Key Facts
Career & Education
About
Elena Kagan, born on April 28, 1960, in New York City, grew up in a Jewish family on the Upper West Side of Manhattan. Her father, Robert, was an attorney specializing in housing and real estate law, while her mother, Gloria, was a public school teacher who later became a homemaker. Kagan has two brothers, one a college professor and the other a documentary filmmaker. She attended the prestigious Hunter College High School, excelling academically and developing an early interest in law and public service. Known for her wit and intellectual rigor, Kagan's upbringing in a progressive, intellectually stimulating environment shaped her path toward a career in legal academia and public policy.
Kagan's higher education began at Princeton University, where she earned a Bachelor of Arts in history in 1981. She then studied at Worcester College, Oxford, as a Harry S. Truman Scholar, obtaining a Master of Philosophy in 1983. Returning to the United States, she attended Harvard Law School, graduating with a Juris Doctor in 1986 and serving as an editor of the Harvard Law Review.

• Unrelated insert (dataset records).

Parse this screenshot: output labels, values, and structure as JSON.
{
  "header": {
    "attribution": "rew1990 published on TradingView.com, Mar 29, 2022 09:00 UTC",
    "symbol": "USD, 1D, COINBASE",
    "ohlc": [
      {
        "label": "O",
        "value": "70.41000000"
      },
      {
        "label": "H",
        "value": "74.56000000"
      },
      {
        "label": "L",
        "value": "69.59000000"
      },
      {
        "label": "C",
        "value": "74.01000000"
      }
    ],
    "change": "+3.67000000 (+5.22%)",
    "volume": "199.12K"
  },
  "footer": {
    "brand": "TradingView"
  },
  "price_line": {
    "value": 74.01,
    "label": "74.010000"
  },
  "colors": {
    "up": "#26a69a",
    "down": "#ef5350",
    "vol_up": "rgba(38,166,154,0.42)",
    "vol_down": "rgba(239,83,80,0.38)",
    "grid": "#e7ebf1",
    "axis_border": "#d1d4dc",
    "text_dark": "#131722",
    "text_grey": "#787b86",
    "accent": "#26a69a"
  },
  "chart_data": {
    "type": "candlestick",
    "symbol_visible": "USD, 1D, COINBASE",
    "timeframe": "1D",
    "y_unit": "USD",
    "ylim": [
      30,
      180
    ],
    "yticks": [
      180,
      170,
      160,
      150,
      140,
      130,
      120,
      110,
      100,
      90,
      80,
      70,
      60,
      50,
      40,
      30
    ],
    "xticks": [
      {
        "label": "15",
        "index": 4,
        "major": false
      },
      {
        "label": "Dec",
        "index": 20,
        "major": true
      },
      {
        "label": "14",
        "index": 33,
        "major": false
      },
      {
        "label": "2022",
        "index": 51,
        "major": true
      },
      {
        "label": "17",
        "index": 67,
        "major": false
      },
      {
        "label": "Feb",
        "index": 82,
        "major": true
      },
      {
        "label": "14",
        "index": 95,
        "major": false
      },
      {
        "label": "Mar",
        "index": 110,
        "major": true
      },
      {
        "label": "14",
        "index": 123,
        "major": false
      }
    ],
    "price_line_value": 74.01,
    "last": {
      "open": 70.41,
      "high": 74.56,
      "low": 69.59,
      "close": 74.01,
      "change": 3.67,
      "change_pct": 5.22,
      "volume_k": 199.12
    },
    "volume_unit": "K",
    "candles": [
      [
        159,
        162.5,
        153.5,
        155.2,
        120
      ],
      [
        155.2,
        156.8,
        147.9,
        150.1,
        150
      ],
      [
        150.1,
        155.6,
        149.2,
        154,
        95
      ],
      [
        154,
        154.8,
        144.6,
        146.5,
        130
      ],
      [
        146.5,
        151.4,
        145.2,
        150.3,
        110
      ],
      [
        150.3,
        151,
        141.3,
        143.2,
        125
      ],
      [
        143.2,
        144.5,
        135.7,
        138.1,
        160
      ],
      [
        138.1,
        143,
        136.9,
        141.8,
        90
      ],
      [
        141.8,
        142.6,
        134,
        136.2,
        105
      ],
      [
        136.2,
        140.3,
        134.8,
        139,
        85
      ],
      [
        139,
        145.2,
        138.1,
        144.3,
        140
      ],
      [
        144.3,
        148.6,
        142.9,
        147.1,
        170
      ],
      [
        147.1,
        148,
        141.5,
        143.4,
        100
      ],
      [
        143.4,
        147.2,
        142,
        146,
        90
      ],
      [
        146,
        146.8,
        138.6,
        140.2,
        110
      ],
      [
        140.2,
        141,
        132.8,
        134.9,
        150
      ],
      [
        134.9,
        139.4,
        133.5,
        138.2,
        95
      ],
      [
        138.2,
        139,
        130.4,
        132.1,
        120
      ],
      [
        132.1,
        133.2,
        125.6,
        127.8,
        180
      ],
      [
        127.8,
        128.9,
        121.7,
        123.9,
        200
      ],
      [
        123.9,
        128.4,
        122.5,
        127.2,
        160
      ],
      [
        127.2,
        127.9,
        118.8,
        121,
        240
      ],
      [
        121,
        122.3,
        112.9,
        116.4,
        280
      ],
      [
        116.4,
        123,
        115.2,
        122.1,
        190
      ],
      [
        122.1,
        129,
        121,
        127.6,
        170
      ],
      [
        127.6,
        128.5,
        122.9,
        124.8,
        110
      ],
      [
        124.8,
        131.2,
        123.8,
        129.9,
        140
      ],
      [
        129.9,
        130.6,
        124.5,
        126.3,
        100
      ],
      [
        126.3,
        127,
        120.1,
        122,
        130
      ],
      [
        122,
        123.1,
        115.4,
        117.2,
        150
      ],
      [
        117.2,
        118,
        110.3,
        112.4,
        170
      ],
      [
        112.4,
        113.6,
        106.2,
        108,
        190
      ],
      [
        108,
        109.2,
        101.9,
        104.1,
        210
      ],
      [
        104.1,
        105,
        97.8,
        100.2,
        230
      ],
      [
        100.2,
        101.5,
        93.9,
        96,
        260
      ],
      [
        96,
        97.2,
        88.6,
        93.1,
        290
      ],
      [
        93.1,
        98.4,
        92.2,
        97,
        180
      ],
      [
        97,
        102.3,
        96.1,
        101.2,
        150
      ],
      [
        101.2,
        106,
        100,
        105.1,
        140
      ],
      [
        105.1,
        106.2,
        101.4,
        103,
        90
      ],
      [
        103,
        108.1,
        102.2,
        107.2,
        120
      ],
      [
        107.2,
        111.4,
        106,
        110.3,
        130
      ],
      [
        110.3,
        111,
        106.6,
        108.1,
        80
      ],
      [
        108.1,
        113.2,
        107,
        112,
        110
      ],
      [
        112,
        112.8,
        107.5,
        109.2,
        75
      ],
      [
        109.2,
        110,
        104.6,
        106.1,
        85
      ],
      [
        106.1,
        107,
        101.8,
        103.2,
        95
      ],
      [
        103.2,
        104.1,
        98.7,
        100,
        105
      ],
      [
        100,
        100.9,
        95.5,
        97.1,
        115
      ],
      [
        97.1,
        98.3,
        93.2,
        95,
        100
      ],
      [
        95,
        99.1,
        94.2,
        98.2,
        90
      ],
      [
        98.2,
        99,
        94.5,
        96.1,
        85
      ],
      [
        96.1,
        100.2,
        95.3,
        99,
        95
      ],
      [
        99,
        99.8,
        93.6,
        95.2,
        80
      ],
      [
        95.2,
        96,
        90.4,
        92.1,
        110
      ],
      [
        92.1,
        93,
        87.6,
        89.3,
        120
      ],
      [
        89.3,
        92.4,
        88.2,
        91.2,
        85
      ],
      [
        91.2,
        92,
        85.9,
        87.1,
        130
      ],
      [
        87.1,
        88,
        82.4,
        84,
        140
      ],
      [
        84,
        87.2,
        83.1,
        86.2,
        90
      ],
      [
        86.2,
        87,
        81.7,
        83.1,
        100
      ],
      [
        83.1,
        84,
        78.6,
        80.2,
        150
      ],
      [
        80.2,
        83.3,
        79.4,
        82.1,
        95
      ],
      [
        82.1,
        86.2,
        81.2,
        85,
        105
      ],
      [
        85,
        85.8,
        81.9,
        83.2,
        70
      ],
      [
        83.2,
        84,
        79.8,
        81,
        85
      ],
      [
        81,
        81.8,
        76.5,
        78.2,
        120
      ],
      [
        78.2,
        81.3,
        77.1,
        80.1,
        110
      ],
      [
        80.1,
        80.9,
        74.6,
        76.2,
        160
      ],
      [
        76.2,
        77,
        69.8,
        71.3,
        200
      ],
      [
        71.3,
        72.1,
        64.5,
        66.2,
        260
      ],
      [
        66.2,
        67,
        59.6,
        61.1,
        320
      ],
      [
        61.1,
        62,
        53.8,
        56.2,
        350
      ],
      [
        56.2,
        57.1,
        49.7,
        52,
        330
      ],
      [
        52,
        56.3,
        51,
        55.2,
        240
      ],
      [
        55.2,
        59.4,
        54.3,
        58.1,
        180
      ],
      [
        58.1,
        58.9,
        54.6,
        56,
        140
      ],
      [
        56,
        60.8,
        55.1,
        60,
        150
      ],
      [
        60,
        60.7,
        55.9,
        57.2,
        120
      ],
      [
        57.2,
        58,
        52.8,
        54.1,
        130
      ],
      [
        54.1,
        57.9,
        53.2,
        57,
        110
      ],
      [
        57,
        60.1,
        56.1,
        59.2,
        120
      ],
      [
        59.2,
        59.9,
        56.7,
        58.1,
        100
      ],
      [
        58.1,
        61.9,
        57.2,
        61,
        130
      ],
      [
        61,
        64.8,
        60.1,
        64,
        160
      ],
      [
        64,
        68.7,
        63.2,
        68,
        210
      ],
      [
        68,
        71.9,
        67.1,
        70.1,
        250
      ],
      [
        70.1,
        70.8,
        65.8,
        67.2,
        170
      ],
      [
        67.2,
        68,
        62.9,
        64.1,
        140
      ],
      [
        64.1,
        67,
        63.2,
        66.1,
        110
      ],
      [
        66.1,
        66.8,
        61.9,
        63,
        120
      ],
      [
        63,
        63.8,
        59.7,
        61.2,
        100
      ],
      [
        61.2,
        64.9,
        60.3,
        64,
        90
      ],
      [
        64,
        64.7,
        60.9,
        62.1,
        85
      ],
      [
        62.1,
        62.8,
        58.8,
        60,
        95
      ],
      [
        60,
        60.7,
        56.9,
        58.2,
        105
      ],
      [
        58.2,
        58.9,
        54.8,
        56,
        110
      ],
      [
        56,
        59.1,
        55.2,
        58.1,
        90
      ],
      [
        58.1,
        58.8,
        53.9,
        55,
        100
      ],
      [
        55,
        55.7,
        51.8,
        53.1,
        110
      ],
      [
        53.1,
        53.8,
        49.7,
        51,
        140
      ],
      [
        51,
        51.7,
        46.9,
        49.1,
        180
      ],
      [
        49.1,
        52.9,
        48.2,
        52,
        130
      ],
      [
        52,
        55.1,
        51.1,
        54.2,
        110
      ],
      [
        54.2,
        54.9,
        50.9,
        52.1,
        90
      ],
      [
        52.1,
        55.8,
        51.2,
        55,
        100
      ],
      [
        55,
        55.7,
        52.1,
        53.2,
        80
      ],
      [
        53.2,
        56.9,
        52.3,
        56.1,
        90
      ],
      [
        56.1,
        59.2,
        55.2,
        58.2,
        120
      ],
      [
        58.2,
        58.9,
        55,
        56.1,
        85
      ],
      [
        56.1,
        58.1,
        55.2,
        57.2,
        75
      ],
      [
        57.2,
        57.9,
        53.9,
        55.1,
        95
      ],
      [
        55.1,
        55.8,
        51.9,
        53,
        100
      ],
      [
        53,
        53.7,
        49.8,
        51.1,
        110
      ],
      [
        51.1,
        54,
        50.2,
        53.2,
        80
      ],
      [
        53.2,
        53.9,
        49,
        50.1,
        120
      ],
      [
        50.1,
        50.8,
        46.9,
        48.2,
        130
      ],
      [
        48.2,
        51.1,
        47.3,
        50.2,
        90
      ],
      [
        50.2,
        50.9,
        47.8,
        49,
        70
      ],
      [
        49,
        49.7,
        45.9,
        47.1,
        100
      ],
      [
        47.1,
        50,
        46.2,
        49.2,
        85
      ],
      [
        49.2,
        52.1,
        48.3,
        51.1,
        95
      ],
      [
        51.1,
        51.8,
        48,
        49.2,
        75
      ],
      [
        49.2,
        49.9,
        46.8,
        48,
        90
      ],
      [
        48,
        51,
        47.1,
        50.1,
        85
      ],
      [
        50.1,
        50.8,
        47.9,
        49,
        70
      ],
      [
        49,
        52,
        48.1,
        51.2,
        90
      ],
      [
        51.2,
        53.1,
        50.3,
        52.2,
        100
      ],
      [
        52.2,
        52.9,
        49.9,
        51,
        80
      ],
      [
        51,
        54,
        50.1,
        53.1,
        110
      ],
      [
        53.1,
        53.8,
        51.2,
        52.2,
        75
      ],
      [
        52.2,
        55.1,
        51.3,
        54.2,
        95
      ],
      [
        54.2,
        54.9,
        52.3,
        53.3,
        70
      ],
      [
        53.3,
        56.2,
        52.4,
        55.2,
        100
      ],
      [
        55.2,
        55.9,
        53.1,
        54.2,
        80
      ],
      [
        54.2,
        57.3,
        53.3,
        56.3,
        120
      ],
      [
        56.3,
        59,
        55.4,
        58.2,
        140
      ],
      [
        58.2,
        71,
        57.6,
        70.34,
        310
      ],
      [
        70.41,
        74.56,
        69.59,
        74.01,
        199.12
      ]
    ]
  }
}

Following law school, she clerked for Judge Abner Mikva on the U.S. Court of Appeals for the D.C. Circuit and for Supreme Court Justice Thurgood Marshall from 1987 to 1988. She briefly practiced law at the firm Williams & Connolly before joining the faculty at the University of Chicago Law School in 1991 as an assistant professor.
In 1995, Kagan entered public service as associate White House counsel in the Clinton administration, later becoming a domestic policy advisor until 1999. She returned to Harvard Law School in 2001 as a visiting professor, becoming a full professor in 2003 and dean from 2003 to 2009—the first woman and first openly Jewish dean in the school's history. In 2009, President Barack Obama appointed her U.S. Solicitor General, a position she held until 2010, when she was nominated and confirmed as an Associate Justice of the U.S. Supreme Court, making her the fourth woman to serve on the Court. Kagan is recognized for her moderate liberal jurisprudence, pragmatic approach to constitutional interpretation, and collaborative style among colleagues.